Yarı dalgalı olmamalı deniz.
Ya durulmalı, ya kudurmalı.
Ya köküne kadar batmalı hançer.
Ya kınında durmalı.
Yarı gönül vermemeli sevgili,
Sonunda sevmeyecekse.

Tosun Hocanın da atlanmaz eşiği ve kırmızı çizgisi idi. Ömür boyunca ilkeleri, atlanmaz eşiği ve kırmızı çizgisi olan bir Alperen olarak yaşadı. İmanı kavi, yüreği sevdalı, gönlü dolu bir hayat yaşadı .

12 Eylül darbesinde her ülkücü gibi çok sıkıntı çekti, birçok zulme uğradı ama yılmadı, usanmadı. O yüzlerce öğrenci yetiştirdi, birçok gencimizin Kahramanmaraş’a hizmet için gelmesine vesile oldu. Özellikle Diyarbakır başta olmak üzere, yüzlerce güneydoğulu ülküdaşımız Tosun Hoca sayesinde ilimizde hizmet veriyor.

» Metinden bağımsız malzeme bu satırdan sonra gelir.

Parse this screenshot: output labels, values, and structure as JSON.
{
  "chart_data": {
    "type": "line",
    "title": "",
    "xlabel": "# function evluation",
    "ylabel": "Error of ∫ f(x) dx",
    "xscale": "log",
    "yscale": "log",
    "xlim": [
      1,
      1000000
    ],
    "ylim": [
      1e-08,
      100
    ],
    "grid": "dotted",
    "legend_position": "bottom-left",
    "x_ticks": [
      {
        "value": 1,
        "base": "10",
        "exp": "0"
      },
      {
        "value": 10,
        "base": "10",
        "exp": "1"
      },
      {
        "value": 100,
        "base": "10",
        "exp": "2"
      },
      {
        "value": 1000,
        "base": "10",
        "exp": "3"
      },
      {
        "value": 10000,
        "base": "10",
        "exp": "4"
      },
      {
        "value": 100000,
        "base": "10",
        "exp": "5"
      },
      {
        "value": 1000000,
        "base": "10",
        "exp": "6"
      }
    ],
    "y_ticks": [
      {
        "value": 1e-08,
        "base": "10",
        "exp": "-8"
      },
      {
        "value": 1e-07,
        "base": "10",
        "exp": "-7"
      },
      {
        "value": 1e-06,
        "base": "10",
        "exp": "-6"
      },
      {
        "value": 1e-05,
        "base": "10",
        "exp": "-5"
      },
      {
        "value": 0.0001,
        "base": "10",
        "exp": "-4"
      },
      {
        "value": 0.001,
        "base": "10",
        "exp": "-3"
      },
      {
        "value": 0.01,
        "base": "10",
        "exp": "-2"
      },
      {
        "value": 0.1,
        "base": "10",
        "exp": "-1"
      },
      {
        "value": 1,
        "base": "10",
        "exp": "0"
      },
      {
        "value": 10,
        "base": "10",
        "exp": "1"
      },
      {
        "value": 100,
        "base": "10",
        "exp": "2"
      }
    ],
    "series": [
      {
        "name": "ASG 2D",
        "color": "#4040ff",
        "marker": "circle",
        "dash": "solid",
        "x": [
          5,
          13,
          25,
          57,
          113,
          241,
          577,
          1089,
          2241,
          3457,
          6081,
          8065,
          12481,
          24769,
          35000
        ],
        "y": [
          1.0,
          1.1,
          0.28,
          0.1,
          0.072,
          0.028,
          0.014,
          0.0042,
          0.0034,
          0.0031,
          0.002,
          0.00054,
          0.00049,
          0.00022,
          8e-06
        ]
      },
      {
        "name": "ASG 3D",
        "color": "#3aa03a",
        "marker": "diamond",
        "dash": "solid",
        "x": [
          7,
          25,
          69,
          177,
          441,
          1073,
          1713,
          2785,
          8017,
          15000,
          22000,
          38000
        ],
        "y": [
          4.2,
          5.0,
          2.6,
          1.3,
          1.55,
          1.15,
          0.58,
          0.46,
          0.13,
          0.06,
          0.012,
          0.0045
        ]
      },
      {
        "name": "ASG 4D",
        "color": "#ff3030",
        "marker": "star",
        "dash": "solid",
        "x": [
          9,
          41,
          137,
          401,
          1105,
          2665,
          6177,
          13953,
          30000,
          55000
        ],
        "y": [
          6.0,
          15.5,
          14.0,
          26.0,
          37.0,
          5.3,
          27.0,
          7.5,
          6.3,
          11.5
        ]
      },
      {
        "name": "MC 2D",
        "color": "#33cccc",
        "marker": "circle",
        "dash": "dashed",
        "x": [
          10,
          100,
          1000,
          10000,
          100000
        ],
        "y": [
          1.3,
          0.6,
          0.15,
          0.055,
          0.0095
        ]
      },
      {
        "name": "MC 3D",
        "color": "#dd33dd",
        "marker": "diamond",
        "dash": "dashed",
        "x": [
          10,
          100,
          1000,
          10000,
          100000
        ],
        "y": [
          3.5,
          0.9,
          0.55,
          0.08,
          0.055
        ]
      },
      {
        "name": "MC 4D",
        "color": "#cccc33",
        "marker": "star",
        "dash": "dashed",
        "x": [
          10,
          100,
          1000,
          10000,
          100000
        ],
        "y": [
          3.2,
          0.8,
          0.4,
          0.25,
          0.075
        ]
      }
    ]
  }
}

Birçok sivil toplum kuruluşunda görev aldı, rehberlik yaptı. Birçok hizmete vesile oldu.
Hayatını birleştirdiği müzeyyen hanımla örnek bir aile hayatı yaşadı. İki evladından Ahmet doktor, kızları ise öğretmen olarak vatana hizmet ediyor.

Emekli olur olmaz Müzeyyen hanımla birlikte hac farizasını yerine getirdi. Birçok güzel insan bu kutlu yolculukta yol arkadaşı oldu. Rahmetli Muhsin Yazıcıoğlu hacı arkadaşlarındandı. O’nlar birbirlerini o kadar çok severlerdi ki hem hacı arkadaşı, hem ahiret arkadaşı oldular. İnşallah cennette de yoldaş olurlar.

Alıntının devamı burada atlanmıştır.